Every MP should have one
Labour MP Clive Soley: “There are now at least four MPs with web logs and I suspect the number will grow in the next year or two. Soon every MP will be expected to have one. The teenage use of chatrooms is producing an interactive computer literate generation who will expect MPs and other elected representatives to use this type of communication.”
“One comment on my Fabian paper started with ‘What a load of balderdash’ and went on in a fairly aggressive argumentative style. But it ended with ‘
it is privilege for all of us to be able to debate openly
’
“Thats why Im a blogging MP!”
Sceptic on the thwarted gas attack
Sadly, Channel 4 News’s John Snow doesn’t have a weblog. What he does write, however, is a daily email to provide a heads-up on stories for his 7pm newscast.
Today, he’s a sceptic about reports that a terrorist poison gas attack in Britain has been foiled. Here’s Snow:
“ABC Television News in America is making the startling claim tonight that Britain has been spared a major chemical attack using a substance called osmium tetroxide. Now I’m not a chemical man but this sounds suspiciously like the gas that might be exuded from the decomposing body of Osama himself. Now, given that Osama is not yet, so far as we know, decomposing, I am suspicious in the extreme. However as the BBC and Sky have gone big on it given the global nature of telecommunications these days, we are bound to take a sniff. And I can tell you if you do, this particular substance is foul indeed.
“But can it really be used as an agent of chemical warfare… doubtful. Frankly, this is one of those moments when I shall hope to persuade my fellow hacks here that how ever much noise people are making about this ‘revelation’ we have absolutely no independent corroboration that there is any truth in this story.

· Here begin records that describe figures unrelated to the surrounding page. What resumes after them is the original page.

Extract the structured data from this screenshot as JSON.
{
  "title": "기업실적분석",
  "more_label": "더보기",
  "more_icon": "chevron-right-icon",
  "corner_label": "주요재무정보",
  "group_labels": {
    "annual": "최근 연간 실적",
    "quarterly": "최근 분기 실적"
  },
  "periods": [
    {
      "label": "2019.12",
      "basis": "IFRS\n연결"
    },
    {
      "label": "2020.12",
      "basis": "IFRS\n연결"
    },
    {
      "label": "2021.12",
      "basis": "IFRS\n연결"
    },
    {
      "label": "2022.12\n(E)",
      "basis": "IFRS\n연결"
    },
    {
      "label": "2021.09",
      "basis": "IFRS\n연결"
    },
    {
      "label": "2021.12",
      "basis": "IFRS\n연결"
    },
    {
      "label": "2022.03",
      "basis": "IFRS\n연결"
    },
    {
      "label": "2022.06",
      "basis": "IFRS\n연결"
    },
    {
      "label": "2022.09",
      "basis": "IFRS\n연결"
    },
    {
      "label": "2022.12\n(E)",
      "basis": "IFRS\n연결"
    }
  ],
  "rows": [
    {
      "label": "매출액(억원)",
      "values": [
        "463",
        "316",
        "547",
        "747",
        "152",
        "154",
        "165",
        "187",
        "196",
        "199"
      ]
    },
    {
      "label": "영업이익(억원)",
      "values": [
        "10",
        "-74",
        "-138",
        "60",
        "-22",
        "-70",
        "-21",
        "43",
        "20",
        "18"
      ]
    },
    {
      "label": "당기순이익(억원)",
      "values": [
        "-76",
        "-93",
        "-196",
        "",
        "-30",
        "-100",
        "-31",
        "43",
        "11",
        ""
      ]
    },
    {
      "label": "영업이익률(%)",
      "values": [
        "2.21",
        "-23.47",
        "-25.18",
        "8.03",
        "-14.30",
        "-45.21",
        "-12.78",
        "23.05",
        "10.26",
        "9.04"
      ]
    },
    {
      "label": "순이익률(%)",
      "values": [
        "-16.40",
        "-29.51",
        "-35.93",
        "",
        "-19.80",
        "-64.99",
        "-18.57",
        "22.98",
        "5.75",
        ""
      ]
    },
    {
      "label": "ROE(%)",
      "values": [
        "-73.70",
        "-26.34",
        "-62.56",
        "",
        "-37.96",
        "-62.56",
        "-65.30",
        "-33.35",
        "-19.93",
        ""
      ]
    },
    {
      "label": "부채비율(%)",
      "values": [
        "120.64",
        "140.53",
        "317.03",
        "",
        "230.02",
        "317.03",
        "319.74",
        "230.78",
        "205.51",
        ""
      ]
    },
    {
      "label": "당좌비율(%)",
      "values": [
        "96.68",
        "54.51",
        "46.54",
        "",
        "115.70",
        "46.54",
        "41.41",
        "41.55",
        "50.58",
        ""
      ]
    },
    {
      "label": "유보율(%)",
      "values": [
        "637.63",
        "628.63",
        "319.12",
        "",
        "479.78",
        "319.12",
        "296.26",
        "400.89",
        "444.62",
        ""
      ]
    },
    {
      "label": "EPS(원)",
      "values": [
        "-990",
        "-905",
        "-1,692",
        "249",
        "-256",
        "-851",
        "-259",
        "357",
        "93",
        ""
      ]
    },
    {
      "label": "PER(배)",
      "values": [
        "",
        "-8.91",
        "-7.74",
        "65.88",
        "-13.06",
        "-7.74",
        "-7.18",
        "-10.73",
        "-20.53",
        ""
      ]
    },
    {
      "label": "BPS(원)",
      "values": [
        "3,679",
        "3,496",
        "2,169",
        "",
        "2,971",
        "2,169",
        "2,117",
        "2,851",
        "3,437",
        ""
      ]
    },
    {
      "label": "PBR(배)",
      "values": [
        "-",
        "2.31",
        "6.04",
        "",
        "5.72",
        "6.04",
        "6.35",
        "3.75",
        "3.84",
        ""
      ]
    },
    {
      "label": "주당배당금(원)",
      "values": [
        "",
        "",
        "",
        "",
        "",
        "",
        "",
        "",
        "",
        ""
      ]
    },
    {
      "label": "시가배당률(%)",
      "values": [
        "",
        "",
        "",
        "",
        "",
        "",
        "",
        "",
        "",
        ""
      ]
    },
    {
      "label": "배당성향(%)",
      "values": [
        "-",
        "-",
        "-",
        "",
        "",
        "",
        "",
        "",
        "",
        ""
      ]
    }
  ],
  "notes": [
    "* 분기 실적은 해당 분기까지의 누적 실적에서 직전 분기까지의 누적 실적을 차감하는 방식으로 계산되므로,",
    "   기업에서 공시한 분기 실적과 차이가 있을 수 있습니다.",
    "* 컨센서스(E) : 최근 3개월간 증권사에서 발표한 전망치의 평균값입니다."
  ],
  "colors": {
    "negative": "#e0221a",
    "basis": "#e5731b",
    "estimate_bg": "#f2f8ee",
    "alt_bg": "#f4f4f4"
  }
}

“But I can tell you, I can see the headlines now ‘Terror Gas Attack on Britain foiled’, ‘Smelly Gas threatened to Kill Thousands’ and perhaps ‘Gasman Cometh’. Now I don’t want to jest we all worry about chemical attacks on Britain, but chemical attacks aren’t easy, this gas is obscure and so far I don’t buy it. And by that I don’t mean the gas, I mean the story. Tom Clarke is on the case. Sorry to go into all that at length but you know in these dicey times it’s a good idea to set one’s stall out and sort out the chaff from the wheat and frankly, this has all the whiff of chaff.”
Aha!
Via Crooked Timber, here’s a wonderful essay on Yiddish by Michael Chabon. A brief extract:
“I dream of two possible destinations. The first might be a modern independent state very closely analogous to the State of Israel–call it the State of Yisroel–a postwar Jewish homeland created during a time of moral emergency, located presumably, but not necessarily, in Palestine; it could be in Alaska, or on Madagascar. Here, perhaps, that minority faction of the Zionist movement who favored the establishment of Yiddish as the national language of the Jews were able to prevail over their more numerous Hebraist opponents. There is Yiddish on the money, of which the basic unit is the herzl, or the dollar, or even the zloty. There are Yiddish color commentators for soccer games, Yiddish-speaking cash machines, Yiddish tags on the collars of dogs. Public debate, private discourse, joking and lamentation, all are conducted not in a new-old, partly artificial language like Hebrew, a prefabricated skyscraper still under construction, with only the lowermost of its stories as yet inhabited by the generations, but in a tumbledown old palace capable in the smallest of its stones (the word nu) of expressing slyness, tenderness, derision, romance, disputation, hopefulness, skepticism, sorrow, a lascivious impulse, or the confirmation of one’s worst fears.”
Telegraph joins the RSS train
I was looking at something on the Telegraph site and I noticed a familiar orange box at the bottom of the page. It turns out the Telegraph has a bunch of RSS 2.0 feeds. I may not agree with its politics, but somebody there knows what they’re doing.
The Guardian, which is generally light years ahead in its web presence, makes finding feeds a difficult task. I know there’s this, but I couldn’t find it on The Guardian’s own site.